Oggi,
festa di san Domenico, mi sono svegliato con il pensiero l’abbraccio del santo
con san Francesco. Ho poi visto che anche l’anno scorso, in questo stesso
giorno, sul blog ho riportato il racconto in merito scritto dal Celano.
Ci sono
altri racconti al riguardo, a cominciare da quello della Vitae fratrum (cap.

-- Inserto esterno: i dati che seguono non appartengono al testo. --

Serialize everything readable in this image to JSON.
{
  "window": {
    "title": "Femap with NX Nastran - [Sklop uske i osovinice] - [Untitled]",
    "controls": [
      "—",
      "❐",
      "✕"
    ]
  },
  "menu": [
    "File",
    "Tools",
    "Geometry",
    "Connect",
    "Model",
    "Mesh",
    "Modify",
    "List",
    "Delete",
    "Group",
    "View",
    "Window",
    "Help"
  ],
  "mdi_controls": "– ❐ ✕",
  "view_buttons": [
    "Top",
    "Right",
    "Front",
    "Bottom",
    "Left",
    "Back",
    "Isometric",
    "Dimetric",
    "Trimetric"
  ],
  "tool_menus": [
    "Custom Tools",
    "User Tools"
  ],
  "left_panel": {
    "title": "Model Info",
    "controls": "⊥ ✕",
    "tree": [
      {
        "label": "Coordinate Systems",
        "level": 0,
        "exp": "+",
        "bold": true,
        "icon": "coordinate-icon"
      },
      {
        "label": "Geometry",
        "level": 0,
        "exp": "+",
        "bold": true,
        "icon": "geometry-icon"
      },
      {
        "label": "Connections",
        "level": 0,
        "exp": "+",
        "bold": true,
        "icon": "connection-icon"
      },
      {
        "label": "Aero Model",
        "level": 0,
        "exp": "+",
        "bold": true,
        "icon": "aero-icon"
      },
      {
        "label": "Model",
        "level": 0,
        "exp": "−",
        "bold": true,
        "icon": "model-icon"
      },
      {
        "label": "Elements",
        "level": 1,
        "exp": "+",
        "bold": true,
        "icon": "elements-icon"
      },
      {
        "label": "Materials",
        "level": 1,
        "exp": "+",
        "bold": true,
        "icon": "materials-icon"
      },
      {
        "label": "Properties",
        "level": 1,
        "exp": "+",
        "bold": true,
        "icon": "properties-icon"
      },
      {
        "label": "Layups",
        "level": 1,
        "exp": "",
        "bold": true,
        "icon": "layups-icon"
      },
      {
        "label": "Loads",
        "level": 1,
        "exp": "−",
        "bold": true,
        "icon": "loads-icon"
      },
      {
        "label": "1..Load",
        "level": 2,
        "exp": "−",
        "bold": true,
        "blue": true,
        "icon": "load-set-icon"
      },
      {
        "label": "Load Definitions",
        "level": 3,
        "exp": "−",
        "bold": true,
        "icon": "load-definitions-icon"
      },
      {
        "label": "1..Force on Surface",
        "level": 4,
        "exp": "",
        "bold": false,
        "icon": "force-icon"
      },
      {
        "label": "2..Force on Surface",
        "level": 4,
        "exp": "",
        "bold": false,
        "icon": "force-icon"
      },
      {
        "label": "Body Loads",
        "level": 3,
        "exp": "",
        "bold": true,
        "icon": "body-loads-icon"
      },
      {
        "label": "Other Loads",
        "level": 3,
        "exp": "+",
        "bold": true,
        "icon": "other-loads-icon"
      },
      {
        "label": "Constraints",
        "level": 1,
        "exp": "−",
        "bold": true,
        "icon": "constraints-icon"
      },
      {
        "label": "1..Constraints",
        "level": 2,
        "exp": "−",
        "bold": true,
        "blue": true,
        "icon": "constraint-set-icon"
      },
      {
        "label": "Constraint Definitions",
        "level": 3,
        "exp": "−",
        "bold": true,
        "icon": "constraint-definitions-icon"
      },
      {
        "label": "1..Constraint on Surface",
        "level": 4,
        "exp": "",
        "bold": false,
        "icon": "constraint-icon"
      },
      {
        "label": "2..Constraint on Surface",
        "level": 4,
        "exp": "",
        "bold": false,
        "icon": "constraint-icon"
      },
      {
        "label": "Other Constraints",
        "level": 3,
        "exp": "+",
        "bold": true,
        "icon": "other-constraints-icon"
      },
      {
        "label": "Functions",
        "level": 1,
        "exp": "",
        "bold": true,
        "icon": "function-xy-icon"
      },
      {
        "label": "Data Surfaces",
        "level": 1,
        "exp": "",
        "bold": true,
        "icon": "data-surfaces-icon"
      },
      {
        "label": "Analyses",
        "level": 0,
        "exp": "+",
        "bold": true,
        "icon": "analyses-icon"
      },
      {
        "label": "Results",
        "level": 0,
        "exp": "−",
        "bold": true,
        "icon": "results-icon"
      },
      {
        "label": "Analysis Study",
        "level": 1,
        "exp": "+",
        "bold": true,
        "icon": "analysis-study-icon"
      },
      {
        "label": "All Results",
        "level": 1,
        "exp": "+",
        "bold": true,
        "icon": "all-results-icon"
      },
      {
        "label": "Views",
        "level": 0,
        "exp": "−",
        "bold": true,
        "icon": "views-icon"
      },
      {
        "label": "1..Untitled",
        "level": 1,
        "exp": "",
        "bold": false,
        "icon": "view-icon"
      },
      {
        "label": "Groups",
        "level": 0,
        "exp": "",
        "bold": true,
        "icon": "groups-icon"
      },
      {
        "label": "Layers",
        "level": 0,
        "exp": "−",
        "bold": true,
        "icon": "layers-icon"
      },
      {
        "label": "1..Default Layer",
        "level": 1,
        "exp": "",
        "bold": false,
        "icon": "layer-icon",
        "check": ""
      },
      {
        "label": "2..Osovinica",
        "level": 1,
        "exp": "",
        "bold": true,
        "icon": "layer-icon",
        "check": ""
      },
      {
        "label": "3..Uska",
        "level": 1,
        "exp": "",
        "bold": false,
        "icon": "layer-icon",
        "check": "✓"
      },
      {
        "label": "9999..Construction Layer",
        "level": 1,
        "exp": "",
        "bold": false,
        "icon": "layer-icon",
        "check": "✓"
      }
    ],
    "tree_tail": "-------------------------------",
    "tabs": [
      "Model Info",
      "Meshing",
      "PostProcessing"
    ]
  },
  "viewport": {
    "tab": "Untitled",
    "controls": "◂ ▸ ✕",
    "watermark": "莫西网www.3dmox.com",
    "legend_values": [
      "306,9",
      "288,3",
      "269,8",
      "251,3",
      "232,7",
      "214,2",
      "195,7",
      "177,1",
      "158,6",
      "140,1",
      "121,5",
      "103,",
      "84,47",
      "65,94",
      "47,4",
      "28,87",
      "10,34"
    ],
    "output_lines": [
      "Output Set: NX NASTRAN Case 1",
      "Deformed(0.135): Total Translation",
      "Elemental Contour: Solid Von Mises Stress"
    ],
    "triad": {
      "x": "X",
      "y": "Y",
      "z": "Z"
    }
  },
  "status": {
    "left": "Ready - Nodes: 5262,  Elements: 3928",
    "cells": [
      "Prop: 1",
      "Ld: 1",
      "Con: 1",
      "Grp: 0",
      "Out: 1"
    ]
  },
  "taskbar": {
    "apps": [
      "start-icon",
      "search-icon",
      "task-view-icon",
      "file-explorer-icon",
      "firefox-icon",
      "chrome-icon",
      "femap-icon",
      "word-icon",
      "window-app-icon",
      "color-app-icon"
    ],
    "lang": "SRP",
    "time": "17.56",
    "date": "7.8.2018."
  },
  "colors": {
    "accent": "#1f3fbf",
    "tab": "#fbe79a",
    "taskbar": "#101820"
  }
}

I, n° 4) di Geraldo di Frachet, opera terminata nel 1271, a 50 anni dopo la
morte di san Domenico, che raccoglie testimonianze dei frati della prima
generazione dell'Ordine.
Alcune fonti
lasciano intendere si sono incontrati ad Assisi in occasione del capitolo delle
stuoie, oppure a Roma nella casa del cardinale Ugolino.
Fatto sta
che l’iconografia, ricchissima, per secoli ha continuato a raccontare di quell’incontro
descrivendolo sempre come un abbraccio fraterno. Gli affreschi sono presenti
soprattutto nei conventi e nei chiostri dei Domenicani.
Si sa che
quell’abbraccio è simbolo del desiderio di un rapporto sempre vivo tra i due
Ordini, come già aveva compreso Dante nel Paradiso.
Noi abbiamo
avuto sotto gli occhi al vivo quell’abbraccio, in quello, indimenticabile, tra padre
Valentino, domenicano, e padre Novo, francescano, che fortunatamente sono
riuscito a immortalare in una foto che mi è molto cara.
Ma è un
abbraccio che continua anche oggi e di nuovo visibile qui a Roveré e che fermo
ancora una volta in una foto.
Ma è un
abbraccio ancora più grande, che avvolge tutti noi religiosi di ordini e
istituti tanti diversi, in una fraternità autentica e sincera.
«Noi –
continua a ripeterci Chiara Lubich – dobbiamo soltanto far circolare fra i
diversi Ordini l’Amore. Si devono comprendere, capire, amare come si amano [tra
di loro] le Persone della Trinità. Fra essi c’è come rapporto lo Spirito Santo
che li lega perché ognuno è espressione di Dio, di Spirito Santo».